Day after day, day after day,
We stuck, nor breath nor motion;
As idle as a painted ship
Upon a painted ocean.
With no wind, my little boat might be trapped for days or weeks under the merciless July sun without making advance. I could run out of RC Cola and Cheez Doodles before ever reaching land-fall, especially if I kept sharing my lunch with the local albatross, (for good luck, of course,) though ultimately if I was adrift for too long or it was getting close to dinner, my parents would send my brother motoring over in the dinghy to tow me in. I don't think they ever realized that I wasn't really looking to be rescued.

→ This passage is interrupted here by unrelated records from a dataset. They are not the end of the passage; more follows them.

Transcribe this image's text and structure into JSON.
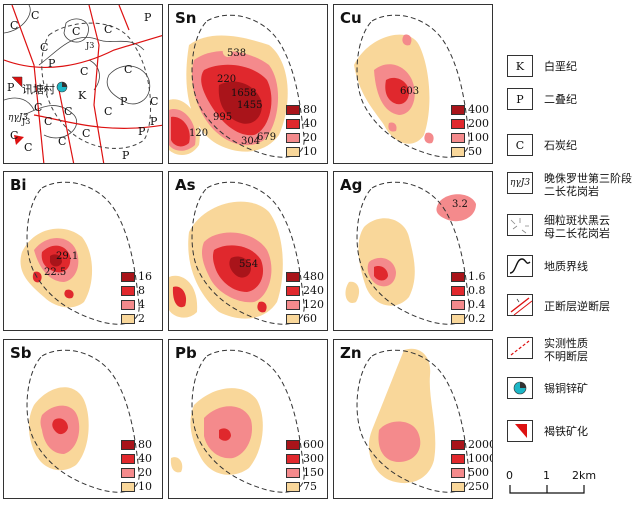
{
  "colors": {
    "c10": "#f9d79a",
    "c20": "#f48a8c",
    "c40": "#e0282d",
    "c80": "#a9141a",
    "boundary": "#333333"
  },
  "geology": {
    "labels": [
      "C",
      "C",
      "P",
      "C",
      "C",
      "C",
      "P",
      "J3",
      "P",
      "C",
      "C",
      "K",
      "P",
      "C",
      "C",
      "C",
      "C",
      "P",
      "C",
      "C",
      "C",
      "P",
      "J3",
      "C",
      "C",
      "P"
    ],
    "town": "讯塘村",
    "intrusion": "ηγJ3"
  },
  "panels": [
    {
      "element": "Sn",
      "legend": [
        "80",
        "40",
        "20",
        "10"
      ],
      "annotations": [
        "538",
        "220",
        "1658",
        "1455",
        "995",
        "120",
        "304",
        "679"
      ]
    },
    {
      "element": "Cu",
      "legend": [
        "400",
        "200",
        "100",
        "50"
      ],
      "annotations": [
        "603"
      ]
    },
    {
      "element": "Bi",
      "legend": [
        "16",
        "8",
        "4",
        "2"
      ],
      "annotations": [
        "29.1",
        "22.5"
      ]
    },
    {
      "element": "As",
      "legend": [
        "480",
        "240",
        "120",
        "60"
      ],
      "annotations": [
        "554"
      ]
    },
    {
      "element": "Ag",
      "legend": [
        "1.6",
        "0.8",
        "0.4",
        "0.2"
      ],
      "annotations": [
        "3.2"
      ]
    },
    {
      "element": "Sb",
      "legend": [
        "80",
        "40",
        "20",
        "10"
      ],
      "annotations": []
    },
    {
      "element": "Pb",
      "legend": [
        "600",
        "300",
        "150",
        "75"
      ],
      "annotations": []
    },
    {
      "element": "Zn",
      "legend": [
        "2000",
        "1000",
        "500",
        "250"
      ],
      "annotations": []
    }
  ],
  "legend": [
    {
      "symbol": "K",
      "text": "白垩纪"
    },
    {
      "symbol": "P",
      "text": "二叠纪"
    },
    {
      "symbol": "C",
      "text": "石炭纪"
    },
    {
      "symbol": "ηγJ3",
      "text": "晚侏罗世第三阶段\n二长花岗岩"
    },
    {
      "symbol": "granite-pattern",
      "text": "细粒斑状黑云\n母二长花岗岩"
    },
    {
      "symbol": "geologic-boundary",
      "text": "地质界线"
    },
    {
      "symbol": "fault",
      "text": "正断层逆断层"
    },
    {
      "symbol": "inferred-fault",
      "text": "实测性质\n不明断层"
    },
    {
      "symbol": "sn-cu-zn-deposit",
      "text": "锡铜锌矿"
    },
    {
      "symbol": "limonite",
      "text": "褐铁矿化"
    }
  ],
  "scale": {
    "ticks": [
      "0",
      "1",
      "2km"
    ]
  }
}
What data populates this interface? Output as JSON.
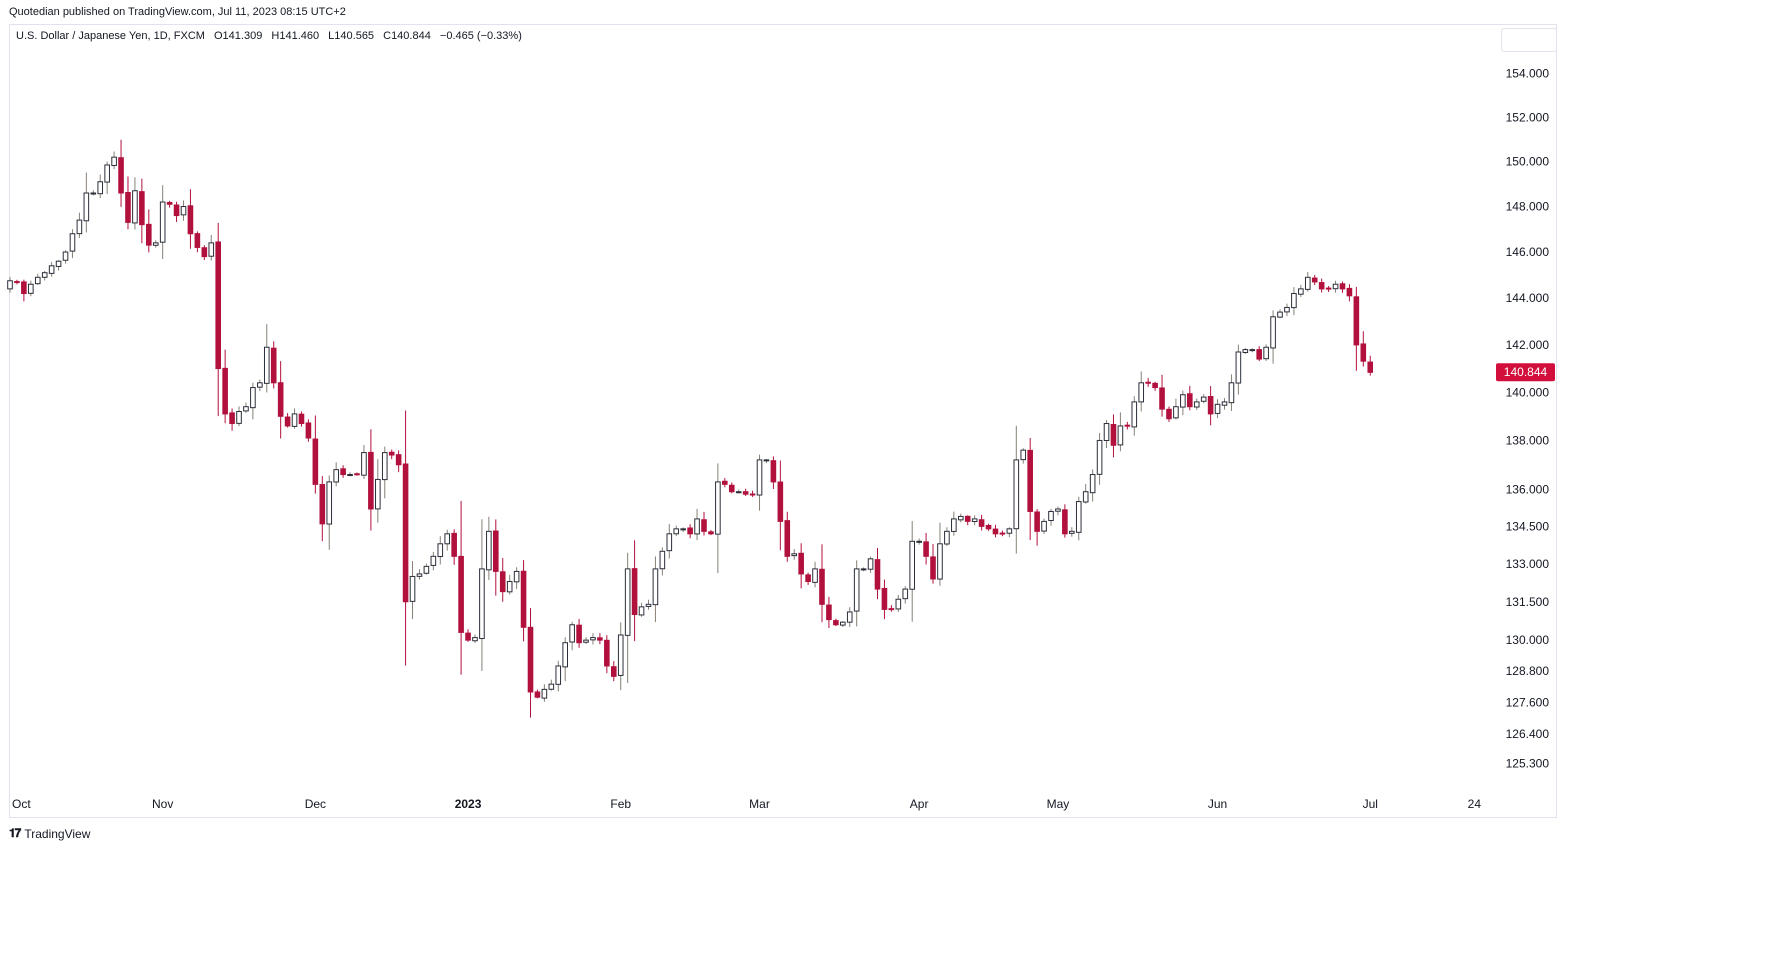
{
  "header": {
    "published": "Quotedian published on TradingView.com, Jul 11, 2023 08:15 UTC+2"
  },
  "legend": {
    "symbol": "U.S. Dollar / Japanese Yen, 1D, FXCM",
    "open": "O141.309",
    "high": "H141.460",
    "low": "L140.565",
    "close": "C140.844",
    "change": "−0.465 (−0.33%)"
  },
  "footer": {
    "brand": "TradingView",
    "logo": "tradingview-logo-icon"
  },
  "colors": {
    "up": "#868076",
    "up_body": "#ffffff",
    "down": "#b2113d",
    "price_label_bg": "#d20f3c",
    "axis_text": "#131722"
  },
  "chart_data": {
    "type": "candlestick",
    "y_scale": "log",
    "ylim": [
      124.6,
      155.0
    ],
    "y_ticks": [
      {
        "value": 154,
        "label": "154.000"
      },
      {
        "value": 152,
        "label": "152.000"
      },
      {
        "value": 150,
        "label": "150.000"
      },
      {
        "value": 148,
        "label": "148.000"
      },
      {
        "value": 146,
        "label": "146.000"
      },
      {
        "value": 144,
        "label": "144.000"
      },
      {
        "value": 142,
        "label": "142.000"
      },
      {
        "value": 140,
        "label": "140.000"
      },
      {
        "value": 138,
        "label": "138.000"
      },
      {
        "value": 136,
        "label": "136.000"
      },
      {
        "value": 134.5,
        "label": "134.500"
      },
      {
        "value": 133,
        "label": "133.000"
      },
      {
        "value": 131.5,
        "label": "131.500"
      },
      {
        "value": 130,
        "label": "130.000"
      },
      {
        "value": 128.8,
        "label": "128.800"
      },
      {
        "value": 127.6,
        "label": "127.600"
      },
      {
        "value": 126.4,
        "label": "126.400"
      },
      {
        "value": 125.3,
        "label": "125.300"
      }
    ],
    "last_price": {
      "value": 140.844,
      "label": "140.844"
    },
    "x_ticks": [
      {
        "index": 0,
        "label": "Oct",
        "bold": false
      },
      {
        "index": 22,
        "label": "Nov",
        "bold": false
      },
      {
        "index": 44,
        "label": "Dec",
        "bold": false
      },
      {
        "index": 66,
        "label": "2023",
        "bold": true
      },
      {
        "index": 88,
        "label": "Feb",
        "bold": false
      },
      {
        "index": 108,
        "label": "Mar",
        "bold": false
      },
      {
        "index": 131,
        "label": "Apr",
        "bold": false
      },
      {
        "index": 151,
        "label": "May",
        "bold": false
      },
      {
        "index": 174,
        "label": "Jun",
        "bold": false
      },
      {
        "index": 196,
        "label": "Jul",
        "bold": false
      },
      {
        "index": 211,
        "label": "24",
        "bold": false
      }
    ],
    "closes": [
      144.75,
      144.7,
      144.2,
      144.6,
      144.9,
      145.1,
      145.4,
      145.6,
      146.0,
      146.8,
      147.4,
      148.6,
      148.6,
      149.1,
      149.85,
      150.2,
      148.6,
      147.3,
      148.7,
      147.2,
      146.3,
      146.4,
      148.2,
      148.1,
      147.6,
      148.0,
      146.8,
      146.2,
      145.8,
      146.4,
      141.0,
      139.1,
      138.7,
      139.2,
      139.4,
      140.2,
      140.4,
      141.9,
      140.4,
      139.0,
      138.6,
      139.1,
      138.7,
      138.1,
      136.2,
      134.6,
      136.3,
      136.8,
      136.6,
      136.6,
      136.6,
      137.5,
      135.2,
      136.4,
      137.5,
      137.4,
      137.0,
      131.5,
      132.5,
      132.6,
      132.9,
      133.3,
      133.8,
      134.2,
      133.3,
      130.3,
      130.0,
      130.1,
      132.8,
      134.3,
      132.7,
      131.9,
      132.3,
      132.7,
      130.5,
      128.0,
      127.8,
      128.1,
      128.3,
      129.0,
      129.9,
      130.6,
      129.9,
      130.0,
      130.1,
      130.0,
      129.0,
      128.6,
      130.2,
      132.8,
      131.0,
      131.3,
      131.4,
      132.8,
      133.5,
      134.2,
      134.4,
      134.4,
      134.2,
      134.8,
      134.3,
      134.2,
      136.3,
      136.2,
      135.9,
      135.9,
      135.8,
      135.8,
      137.2,
      137.2,
      136.3,
      134.7,
      133.3,
      133.4,
      132.6,
      132.3,
      132.8,
      131.4,
      130.8,
      130.6,
      130.7,
      131.1,
      132.8,
      132.8,
      133.2,
      132.0,
      131.2,
      131.2,
      131.6,
      132.0,
      133.9,
      133.9,
      133.3,
      132.4,
      133.8,
      134.3,
      134.8,
      134.9,
      134.7,
      134.8,
      134.5,
      134.4,
      134.2,
      134.2,
      134.4,
      137.2,
      137.6,
      135.1,
      134.3,
      134.7,
      135.1,
      135.2,
      134.2,
      134.3,
      135.5,
      135.9,
      136.6,
      138.0,
      138.7,
      137.8,
      138.6,
      138.6,
      139.6,
      140.4,
      140.4,
      140.2,
      139.3,
      138.9,
      139.4,
      139.9,
      139.4,
      139.6,
      139.8,
      139.1,
      139.5,
      139.6,
      140.4,
      141.7,
      141.8,
      141.8,
      141.4,
      141.9,
      143.2,
      143.4,
      143.6,
      144.2,
      144.4,
      144.9,
      144.7,
      144.4,
      144.4,
      144.6,
      144.4,
      144.1,
      142.0,
      141.31,
      140.84
    ]
  }
}
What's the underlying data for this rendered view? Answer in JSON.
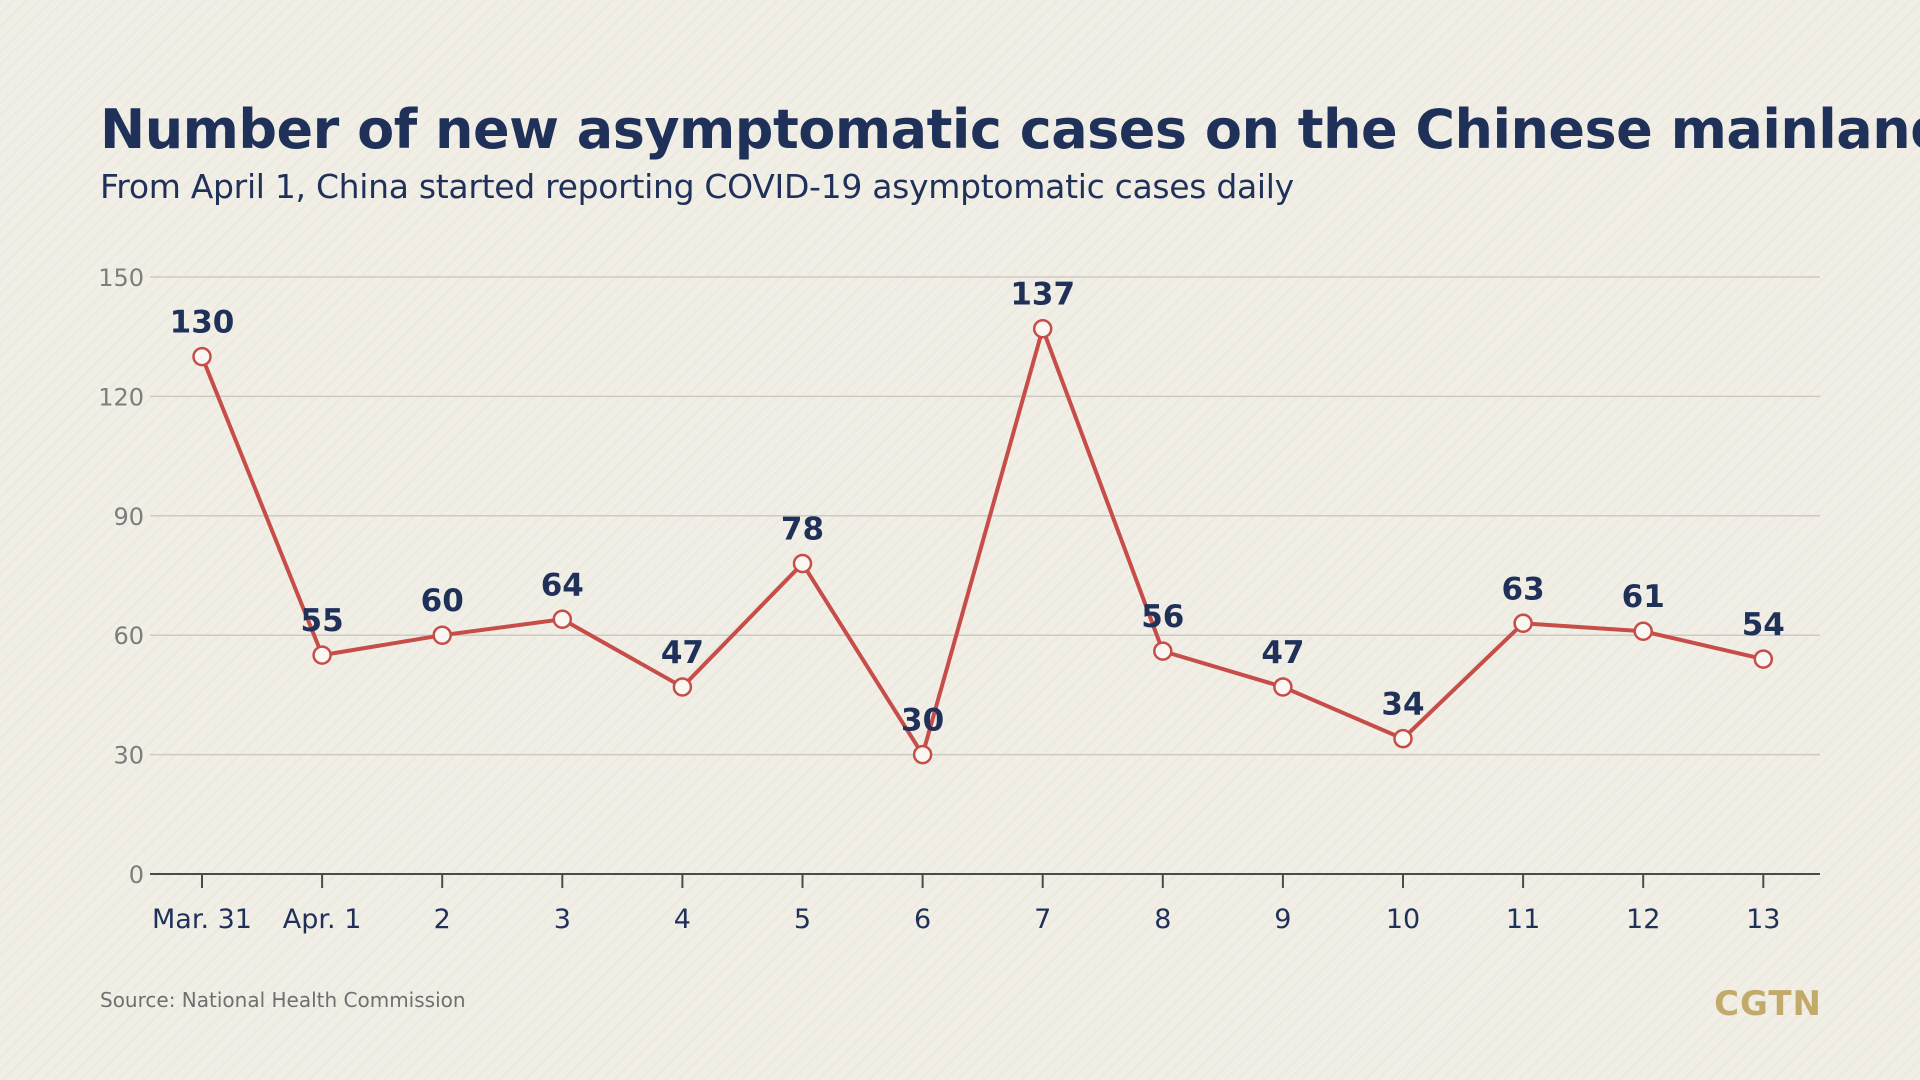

For the next twenty years I continued to sail boats that lacked any form of mechanical propulsion. Even when I finally sailed a boat with an outboard on the stern, when the wind left me with an empty sail and no headway, firing up the motor was my absolute last resort. So long as time and safety permitted I'd simply sit, dead in the water. I'd grab a book from the cabin, put my feet up and kick back with that ultimate excuse to relax and go nowhere, my only motion a lazy roll as I drifted with the tide. It was also one of the reasons I preferred to sail alone; if I had any company aboard I'd be met with dismay, frustration or sarcasm.
"This is sailing?"
Actually, yes it is, in the truest sense. To sail is to move in harmony with the waves and the water. Sailing is to take the wind as it comes, to adjust our sails or to simply stare up at them as they hang limp and useless. Sitting in Doldrums, surrounded by that all encompassing stillness, drifting with the flow, lying back and gazing out at the water, scanning for any hint of a breeze stirring the surface… that is, indeed, sailing. Sails may be slack, but winds will return. They always do, and with sailing is an acceptance that there are forces beyond our control.